Big story #1: The massive snowstorm that crippled China’s rail lines, leading to power and food shortages, loss of mobile phone communications (in poor ol’ Guizhou), at least dozens dead, and the loss of at least 32 billion RMB.
Big story #2: Tainted leukemia medication leaves Chinese patients paralyzed due to contamination.
Guess what these tragedies share in common?
The heavy hand of government fiat! Yes, the power shortages are in no small way due to the fact the government capped the price of power in a short-sighted maneuver so consumers wouldn’t feel the pinch of rising coal prices, and so coal plants had little incentive to stock up for any sudden freezes. Meanwhile the leukemia medication was tainted because the company got sloppy, again in no small way due to the fact that the government ordered that they charge only 1.9 yuan for it, according to the China’s FDA via Southern Weekend via Time.
Aren’t these guys suppose to be Milton Friedman addicts? What happened to the Chinese government being run by a bunch of technocrats with engineering degrees?

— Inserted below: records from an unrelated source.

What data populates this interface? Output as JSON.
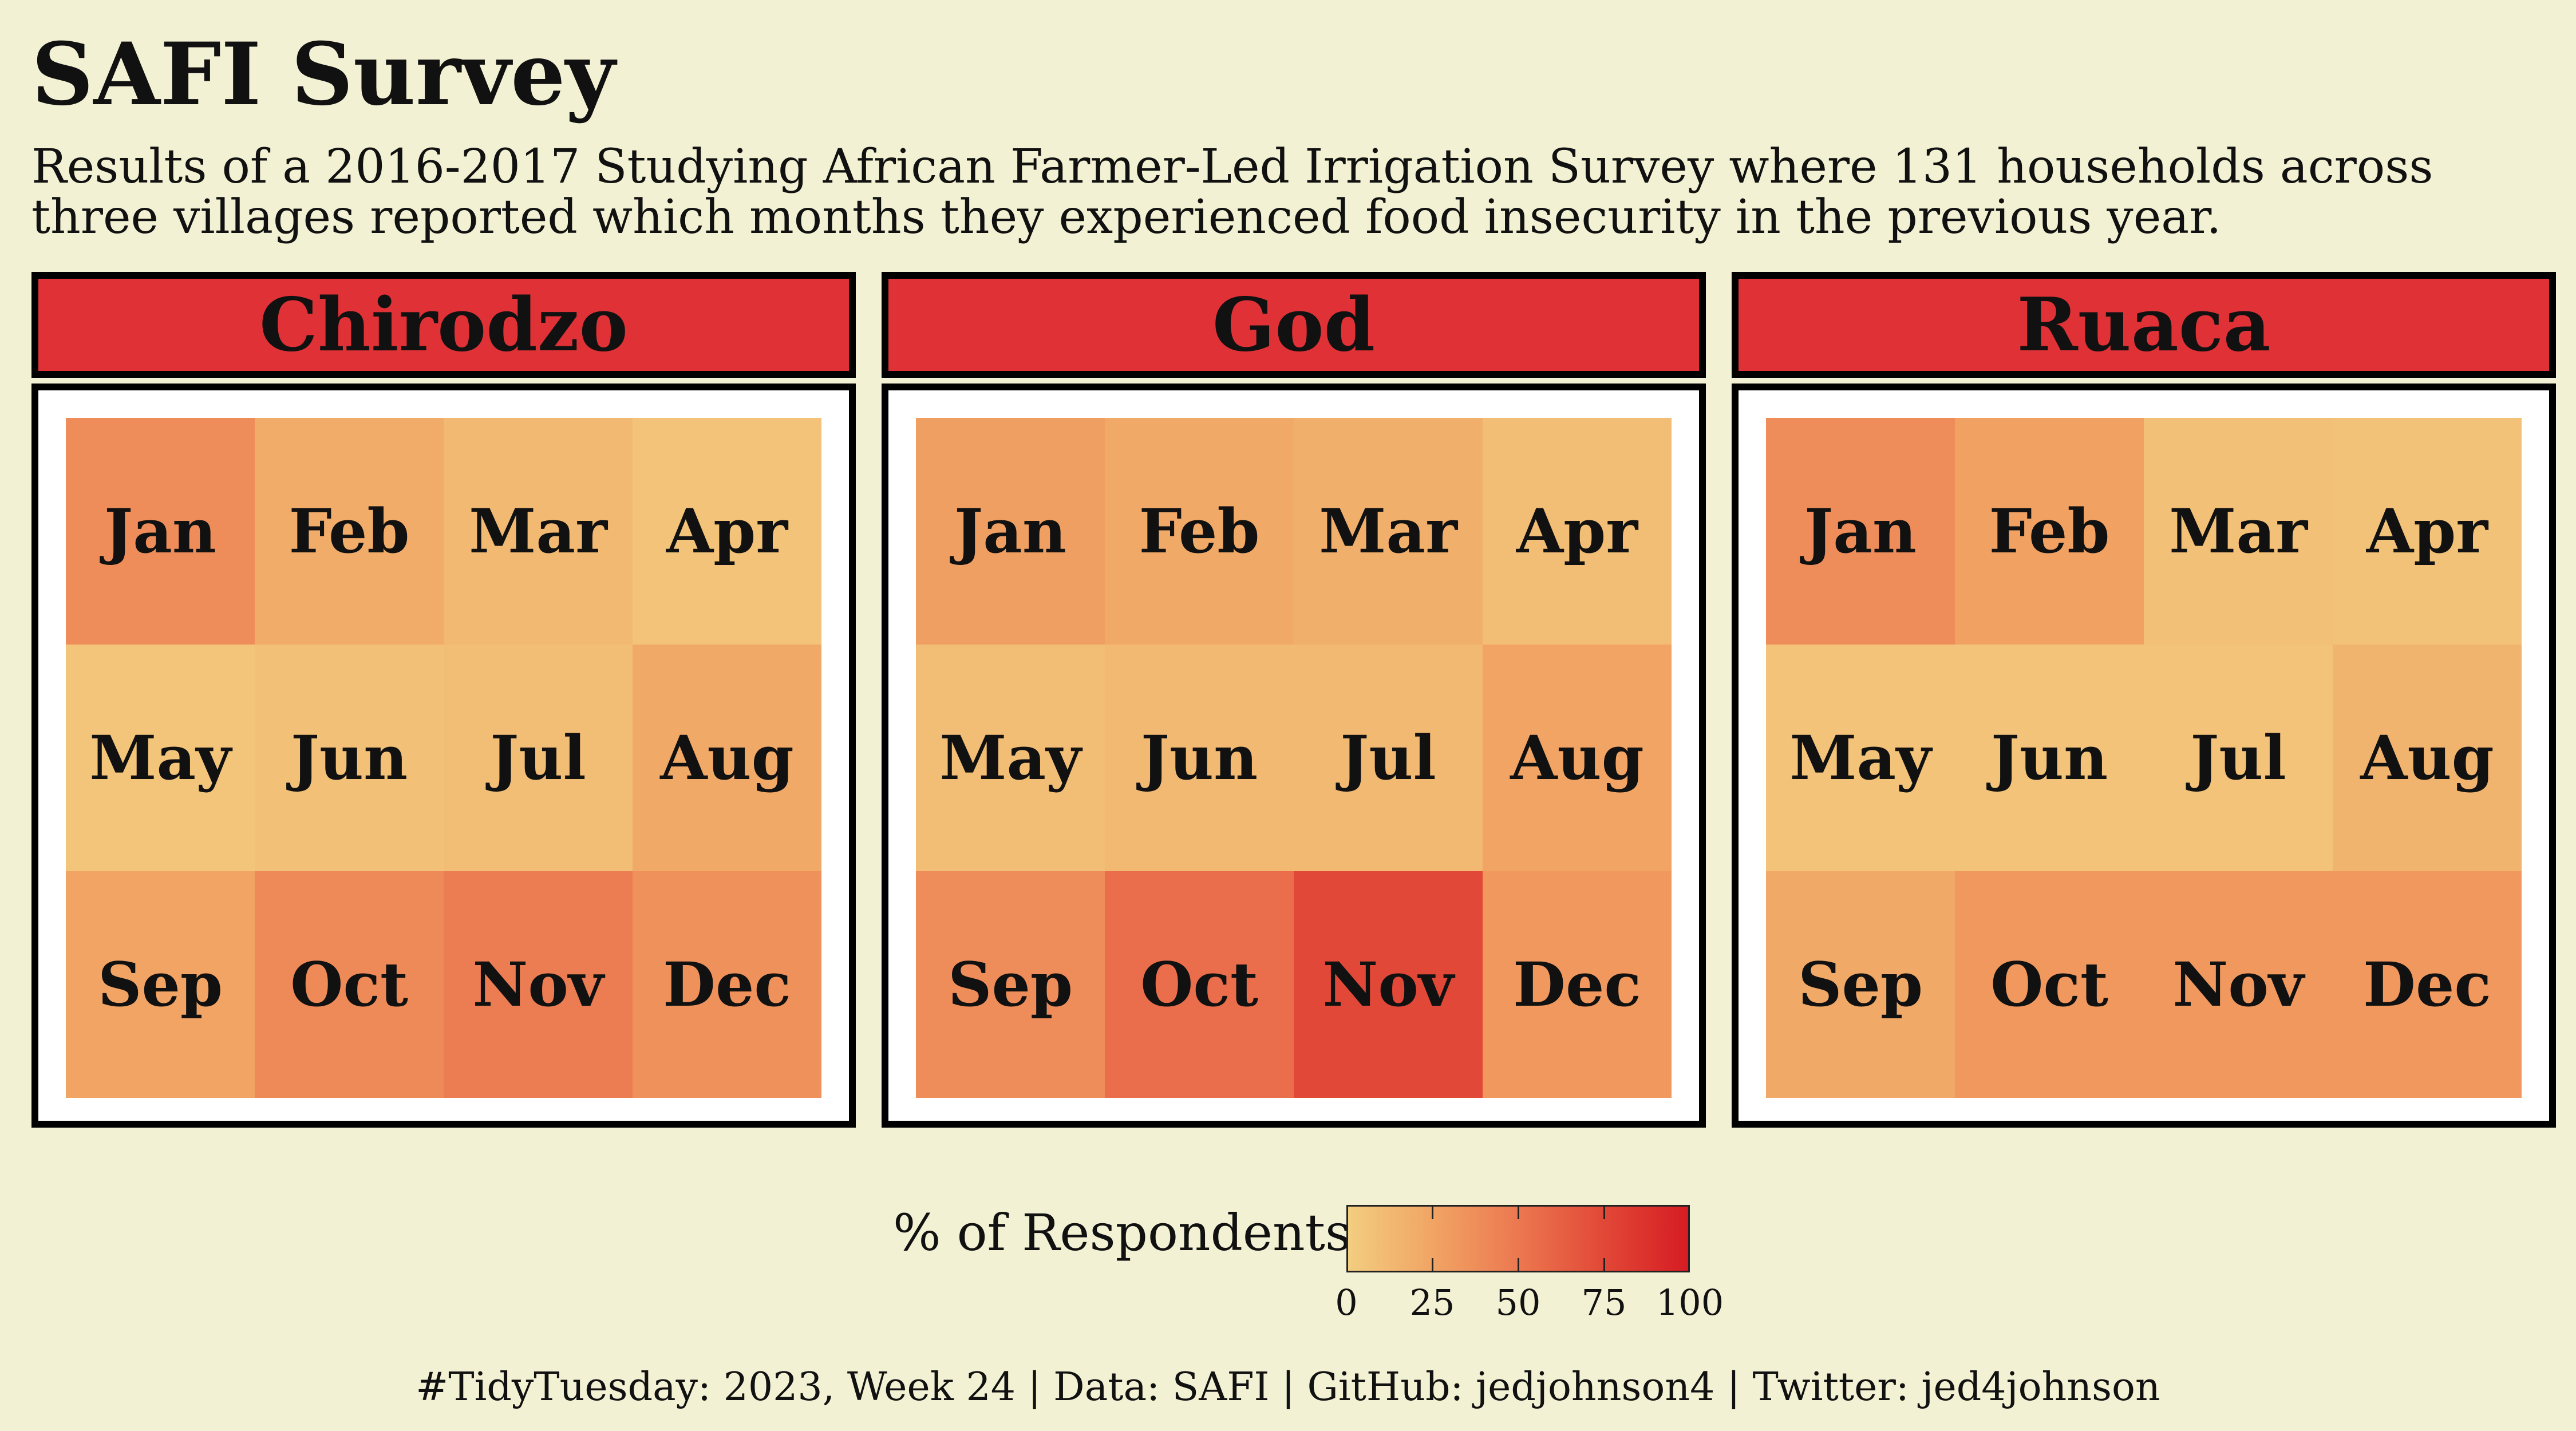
{
  "title": "SAFI Survey",
  "subtitle_line1": "Results of a 2016-2017 Studying African Farmer-Led Irrigation Survey where 131 households across",
  "subtitle_line2": "three villages reported which months they experienced food insecurity in the previous year.",
  "caption": "#TidyTuesday: 2023, Week 24 | Data: SAFI | GitHub: jedjohnson4 | Twitter: jed4johnson",
  "colors": {
    "background": "#f3f1d3",
    "strip": "#e03236",
    "scale_low": "#f2cd80",
    "scale_high": "#d61c23"
  },
  "chart_data": {
    "type": "heatmap",
    "legend": {
      "title": "% of Respondents",
      "ticks": [
        "0",
        "25",
        "50",
        "75",
        "100"
      ],
      "range": [
        0,
        100
      ]
    },
    "months": [
      "Jan",
      "Feb",
      "Mar",
      "Apr",
      "May",
      "Jun",
      "Jul",
      "Aug",
      "Sep",
      "Oct",
      "Nov",
      "Dec"
    ],
    "panels": [
      {
        "name": "Chirodzo",
        "values": [
          38,
          20,
          12,
          6,
          5,
          8,
          9,
          22,
          25,
          40,
          48,
          36
        ]
      },
      {
        "name": "God",
        "values": [
          28,
          22,
          18,
          10,
          9,
          12,
          12,
          25,
          38,
          55,
          75,
          32
        ]
      },
      {
        "name": "Ruaca",
        "values": [
          38,
          26,
          8,
          7,
          6,
          6,
          6,
          15,
          22,
          32,
          32,
          32
        ]
      }
    ]
  }
}
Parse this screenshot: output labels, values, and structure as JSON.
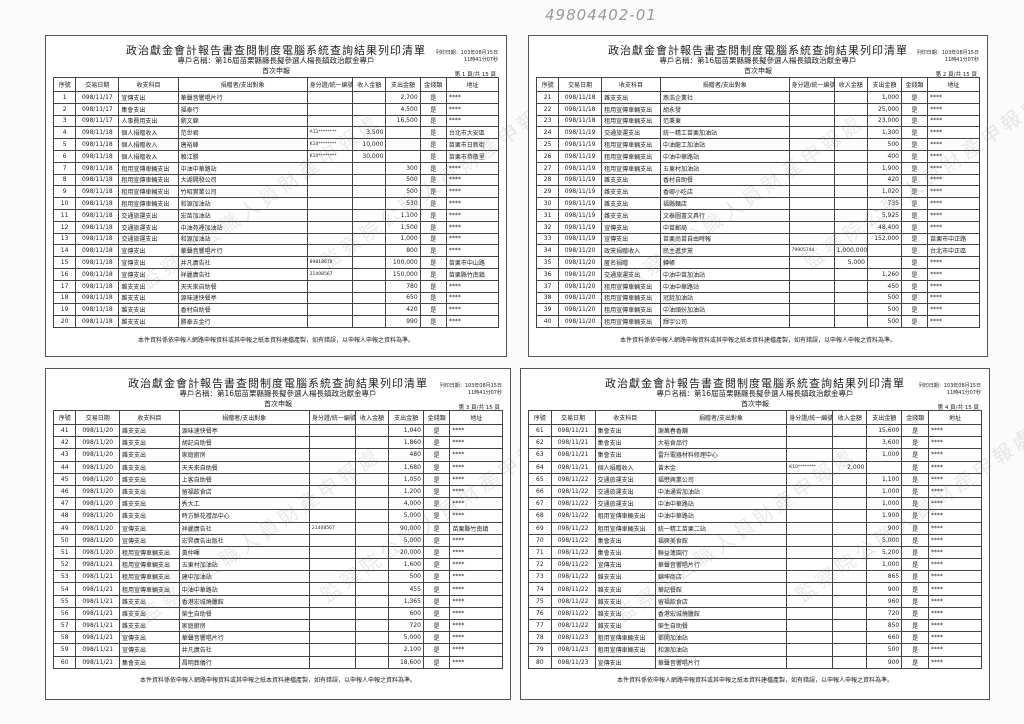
{
  "handwritten_ref": "49804402-01",
  "watermark": "監察院公職人員財產申報處",
  "common": {
    "title": "政治獻金會計報告書查閱制度電腦系統查詢結果列印清單",
    "subtitle": "專戶名稱：第16屆苗栗縣縣長擬參選人楊長鎮政治獻金專戶",
    "report_kind": "首次申報",
    "print_date": "列印日期：103年08月15日 11時41分07秒",
    "footer": "本件資料係依申報人網路申報資料或其申報之紙本資料建檔產製，如有錯誤，以申報人申報之資料為準。",
    "columns": [
      "序號",
      "交易日期",
      "收支科目",
      "捐贈者/支出對象",
      "身分證/統一編號",
      "收入金額",
      "支出金額",
      "金錢類",
      "地址"
    ]
  },
  "pages": [
    {
      "page_label": "第 1 頁/共 15 頁",
      "rows": [
        [
          "1",
          "098/11/17",
          "宣傳支出",
          "華聲音響唱片行",
          "",
          "",
          "2,700",
          "是",
          "****"
        ],
        [
          "2",
          "098/11/17",
          "集會支出",
          "福泰行",
          "",
          "",
          "4,500",
          "是",
          "****"
        ],
        [
          "3",
          "098/11/17",
          "人事費用支出",
          "劉文錦",
          "",
          "",
          "16,500",
          "是",
          "****"
        ],
        [
          "4",
          "098/11/18",
          "個人捐贈收入",
          "范世君",
          "A11********",
          "3,500",
          "",
          "是",
          "台北市大安區"
        ],
        [
          "5",
          "098/11/18",
          "個人捐贈收入",
          "唐裕峰",
          "K10********",
          "10,000",
          "",
          "是",
          "苗栗市日新街"
        ],
        [
          "6",
          "098/11/18",
          "個人捐贈收入",
          "賴江勝",
          "K10********",
          "30,000",
          "",
          "是",
          "苗栗市恭敬里"
        ],
        [
          "7",
          "098/11/18",
          "租用宣傳車輛支出",
          "中油中華路站",
          "",
          "",
          "300",
          "是",
          "****"
        ],
        [
          "8",
          "098/11/18",
          "租用宣傳車輛支出",
          "大湖開發公司",
          "",
          "",
          "500",
          "是",
          "****"
        ],
        [
          "9",
          "098/11/18",
          "租用宣傳車輛支出",
          "竹昭實業公司",
          "",
          "",
          "500",
          "是",
          "****"
        ],
        [
          "10",
          "098/11/18",
          "租用宣傳車輛支出",
          "和源加油站",
          "",
          "",
          "530",
          "是",
          "****"
        ],
        [
          "11",
          "098/11/18",
          "交通旅運支出",
          "宏苗加油站",
          "",
          "",
          "1,100",
          "是",
          "****"
        ],
        [
          "12",
          "098/11/18",
          "交通旅運支出",
          "中油苑裡加油站",
          "",
          "",
          "1,500",
          "是",
          "****"
        ],
        [
          "13",
          "098/11/18",
          "交通旅運支出",
          "和源加油站",
          "",
          "",
          "1,000",
          "是",
          "****"
        ],
        [
          "14",
          "098/11/18",
          "宣傳支出",
          "華聲音響唱片行",
          "",
          "",
          "800",
          "是",
          "****"
        ],
        [
          "15",
          "098/11/18",
          "宣傳支出",
          "井凡廣告社",
          "89818678",
          "",
          "100,000",
          "是",
          "苗栗市中山路"
        ],
        [
          "16",
          "098/11/18",
          "宣傳支出",
          "祥麗廣告社",
          "21408567",
          "",
          "150,000",
          "是",
          "苗栗縣竹南鎮"
        ],
        [
          "17",
          "098/11/18",
          "雜支支出",
          "天天來自助餐",
          "",
          "",
          "780",
          "是",
          "****"
        ],
        [
          "18",
          "098/11/18",
          "雜支支出",
          "源味速快餐亭",
          "",
          "",
          "650",
          "是",
          "****"
        ],
        [
          "19",
          "098/11/18",
          "雜支支出",
          "香村自助餐",
          "",
          "",
          "420",
          "是",
          "****"
        ],
        [
          "20",
          "098/11/18",
          "雜支支出",
          "勝泰五金行",
          "",
          "",
          "990",
          "是",
          "****"
        ]
      ]
    },
    {
      "page_label": "第 2 頁/共 15 頁",
      "rows": [
        [
          "21",
          "098/11/18",
          "雜支支出",
          "燕浩企業社",
          "",
          "",
          "1,000",
          "是",
          "****"
        ],
        [
          "22",
          "098/11/18",
          "租用宣傳車輛支出",
          "胡永發",
          "",
          "",
          "25,000",
          "是",
          "****"
        ],
        [
          "23",
          "098/11/18",
          "租用宣傳車輛支出",
          "范秉東",
          "",
          "",
          "23,000",
          "是",
          "****"
        ],
        [
          "24",
          "098/11/19",
          "交通旅運支出",
          "統一精工苗栗加油站",
          "",
          "",
          "1,300",
          "是",
          "****"
        ],
        [
          "25",
          "098/11/19",
          "租用宣傳車輛支出",
          "中油龍工加油站",
          "",
          "",
          "500",
          "是",
          "****"
        ],
        [
          "26",
          "098/11/19",
          "租用宣傳車輛支出",
          "中油中華路站",
          "",
          "",
          "400",
          "是",
          "****"
        ],
        [
          "27",
          "098/11/19",
          "租用宣傳車輛支出",
          "五東村加油站",
          "",
          "",
          "1,900",
          "是",
          "****"
        ],
        [
          "28",
          "098/11/19",
          "雜支支出",
          "香村自助餐",
          "",
          "",
          "420",
          "是",
          "****"
        ],
        [
          "29",
          "098/11/19",
          "雜支支出",
          "香卿小吃店",
          "",
          "",
          "1,020",
          "是",
          "****"
        ],
        [
          "30",
          "098/11/19",
          "雜支支出",
          "福縣麵店",
          "",
          "",
          "735",
          "是",
          "****"
        ],
        [
          "31",
          "098/11/19",
          "雜支支出",
          "文泰圖書文具行",
          "",
          "",
          "5,925",
          "是",
          "****"
        ],
        [
          "32",
          "098/11/19",
          "宣傳支出",
          "中苗郵局",
          "",
          "",
          "48,400",
          "是",
          "****"
        ],
        [
          "33",
          "098/11/19",
          "宣傳支出",
          "苗栗尚苗自由時報",
          "",
          "",
          "152,000",
          "是",
          "苗栗市中正路"
        ],
        [
          "34",
          "098/11/20",
          "政黨捐贈收入",
          "民主進步黨",
          "79905744",
          "1,000,000",
          "",
          "是",
          "台北市中正區"
        ],
        [
          "35",
          "098/11/20",
          "匿名捐贈",
          "轉帳",
          "",
          "5,000",
          "",
          "是",
          "****"
        ],
        [
          "36",
          "098/11/20",
          "交通旅運支出",
          "中油中苗加油站",
          "",
          "",
          "1,260",
          "是",
          "****"
        ],
        [
          "37",
          "098/11/20",
          "租用宣傳車輛支出",
          "中油中華路站",
          "",
          "",
          "450",
          "是",
          "****"
        ],
        [
          "38",
          "098/11/20",
          "租用宣傳車輛支出",
          "冠銓加油站",
          "",
          "",
          "500",
          "是",
          "****"
        ],
        [
          "39",
          "098/11/20",
          "租用宣傳車輛支出",
          "中油頭份加油站",
          "",
          "",
          "500",
          "是",
          "****"
        ],
        [
          "40",
          "098/11/20",
          "租用宣傳車輛支出",
          "輝宇公司",
          "",
          "",
          "500",
          "是",
          "****"
        ]
      ]
    },
    {
      "page_label": "第 3 頁/共 15 頁",
      "rows": [
        [
          "41",
          "098/11/20",
          "雜支支出",
          "源味速快餐亭",
          "",
          "",
          "1,040",
          "是",
          "****"
        ],
        [
          "42",
          "098/11/20",
          "雜支支出",
          "胡記自助餐",
          "",
          "",
          "1,860",
          "是",
          "****"
        ],
        [
          "43",
          "098/11/20",
          "雜支支出",
          "家庭廚房",
          "",
          "",
          "480",
          "是",
          "****"
        ],
        [
          "44",
          "098/11/20",
          "雜支支出",
          "天天來自助餐",
          "",
          "",
          "1,680",
          "是",
          "****"
        ],
        [
          "45",
          "098/11/20",
          "雜支支出",
          "上客自助餐",
          "",
          "",
          "1,050",
          "是",
          "****"
        ],
        [
          "46",
          "098/11/20",
          "雜支支出",
          "留福飲食店",
          "",
          "",
          "1,200",
          "是",
          "****"
        ],
        [
          "47",
          "098/11/20",
          "雜支支出",
          "秀大工",
          "",
          "",
          "4,000",
          "是",
          "****"
        ],
        [
          "48",
          "098/11/20",
          "雜支支出",
          "時方鮮花禮品中心",
          "",
          "",
          "5,000",
          "是",
          "****"
        ],
        [
          "49",
          "098/11/20",
          "宣傳支出",
          "祥麗廣告社",
          "21408567",
          "",
          "90,000",
          "是",
          "苗栗縣竹南鎮"
        ],
        [
          "50",
          "098/11/20",
          "宣傳支出",
          "宏昇廣告出版社",
          "",
          "",
          "5,000",
          "是",
          "****"
        ],
        [
          "51",
          "098/11/20",
          "租用宣傳車輛支出",
          "黃仲暉",
          "",
          "",
          "20,000",
          "是",
          "****"
        ],
        [
          "52",
          "098/11/21",
          "租用宣傳車輛支出",
          "五東村加油站",
          "",
          "",
          "1,600",
          "是",
          "****"
        ],
        [
          "53",
          "098/11/21",
          "租用宣傳車輛支出",
          "建中加油站",
          "",
          "",
          "500",
          "是",
          "****"
        ],
        [
          "54",
          "098/11/21",
          "租用宣傳車輛支出",
          "中油中華路站",
          "",
          "",
          "455",
          "是",
          "****"
        ],
        [
          "55",
          "098/11/21",
          "雜支支出",
          "香港宏城燒臘館",
          "",
          "",
          "1,365",
          "是",
          "****"
        ],
        [
          "56",
          "098/11/21",
          "雜支支出",
          "榮生自助餐",
          "",
          "",
          "600",
          "是",
          "****"
        ],
        [
          "57",
          "098/11/21",
          "雜支支出",
          "家庭廚房",
          "",
          "",
          "720",
          "是",
          "****"
        ],
        [
          "58",
          "098/11/21",
          "宣傳支出",
          "華聲音響唱片行",
          "",
          "",
          "5,000",
          "是",
          "****"
        ],
        [
          "59",
          "098/11/21",
          "宣傳支出",
          "井凡廣告社",
          "",
          "",
          "2,100",
          "是",
          "****"
        ],
        [
          "60",
          "098/11/21",
          "集會支出",
          "昌明葬儀行",
          "",
          "",
          "18,600",
          "是",
          "****"
        ]
      ]
    },
    {
      "page_label": "第 4 頁/共 15 頁",
      "rows": [
        [
          "61",
          "098/11/21",
          "集會支出",
          "謝萬春香舖",
          "",
          "",
          "15,600",
          "是",
          "****"
        ],
        [
          "62",
          "098/11/21",
          "集會支出",
          "大裕食品行",
          "",
          "",
          "3,600",
          "是",
          "****"
        ],
        [
          "63",
          "098/11/21",
          "集會支出",
          "雷升電器材料修理中心",
          "",
          "",
          "1,000",
          "是",
          "****"
        ],
        [
          "64",
          "098/11/21",
          "個人捐贈收入",
          "曾木金",
          "K10********",
          "2,000",
          "",
          "是",
          "****"
        ],
        [
          "65",
          "098/11/22",
          "交通旅運支出",
          "福懋興業公司",
          "",
          "",
          "1,100",
          "是",
          "****"
        ],
        [
          "66",
          "098/11/22",
          "交通旅運支出",
          "中油通霄加油站",
          "",
          "",
          "1,000",
          "是",
          "****"
        ],
        [
          "67",
          "098/11/22",
          "交通旅運支出",
          "中油中華路站",
          "",
          "",
          "1,000",
          "是",
          "****"
        ],
        [
          "68",
          "098/11/22",
          "租用宣傳車輛支出",
          "中油中華路站",
          "",
          "",
          "1,900",
          "是",
          "****"
        ],
        [
          "69",
          "098/11/22",
          "租用宣傳車輛支出",
          "統一精工苗栗二站",
          "",
          "",
          "900",
          "是",
          "****"
        ],
        [
          "70",
          "098/11/22",
          "集會支出",
          "福興美食館",
          "",
          "",
          "5,000",
          "是",
          "****"
        ],
        [
          "71",
          "098/11/22",
          "集會支出",
          "聯益蓮園行",
          "",
          "",
          "5,200",
          "是",
          "****"
        ],
        [
          "72",
          "098/11/22",
          "宣傳支出",
          "華聲音響唱片行",
          "",
          "",
          "1,000",
          "是",
          "****"
        ],
        [
          "73",
          "098/11/22",
          "雜支支出",
          "錦坤商店",
          "",
          "",
          "865",
          "是",
          "****"
        ],
        [
          "74",
          "098/11/22",
          "雜支支出",
          "華記餐館",
          "",
          "",
          "900",
          "是",
          "****"
        ],
        [
          "75",
          "098/11/22",
          "雜支支出",
          "留福飲食店",
          "",
          "",
          "960",
          "是",
          "****"
        ],
        [
          "76",
          "098/11/22",
          "雜支支出",
          "香港宏城燒臘館",
          "",
          "",
          "720",
          "是",
          "****"
        ],
        [
          "77",
          "098/11/22",
          "雜支支出",
          "榮生自助餐",
          "",
          "",
          "850",
          "是",
          "****"
        ],
        [
          "78",
          "098/11/23",
          "租用宣傳車輛支出",
          "鄧開加油站",
          "",
          "",
          "660",
          "是",
          "****"
        ],
        [
          "79",
          "098/11/23",
          "租用宣傳車輛支出",
          "和源加油站",
          "",
          "",
          "500",
          "是",
          "****"
        ],
        [
          "80",
          "098/11/23",
          "宣傳支出",
          "華聲音響唱片行",
          "",
          "",
          "900",
          "是",
          "****"
        ]
      ]
    }
  ]
}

How about subsidizing some of that coal for those power producers or medicine from pharmas that you’re asking to be good samaritans?
How about considering the limits of nationalism as a guarantee that you can just up and tell a company to screw making money when you kinda told them that’s all they really ought to spend their time on?
How about thinking ahead to having some sort of plan for how to disseminate information and manage crowds when the only rail link for Sichuan migrants in Guangzhou goes splat?
Fuck that, what happened to paying attention to the weather report?
Jan 26: lots of snow, big red thing pointing at Guangzhou.
Or how about thinking about instituting a social safety net before, not during or after, you start gettin’ rocked by inflation?
How about some solution that involves thinking long term, building long term trust between government, business and the public, not subobtimizing everything, and getting everybody in China to stop hunting rabbits all the time and go catch a stag for once. So far the only people who seem to have had even a smidgeon of that kinda thinking the PX actors of Xiamen.
These guys aren’t technocrats. They’re short-sighted, reactive populists. And they’re terrible at it.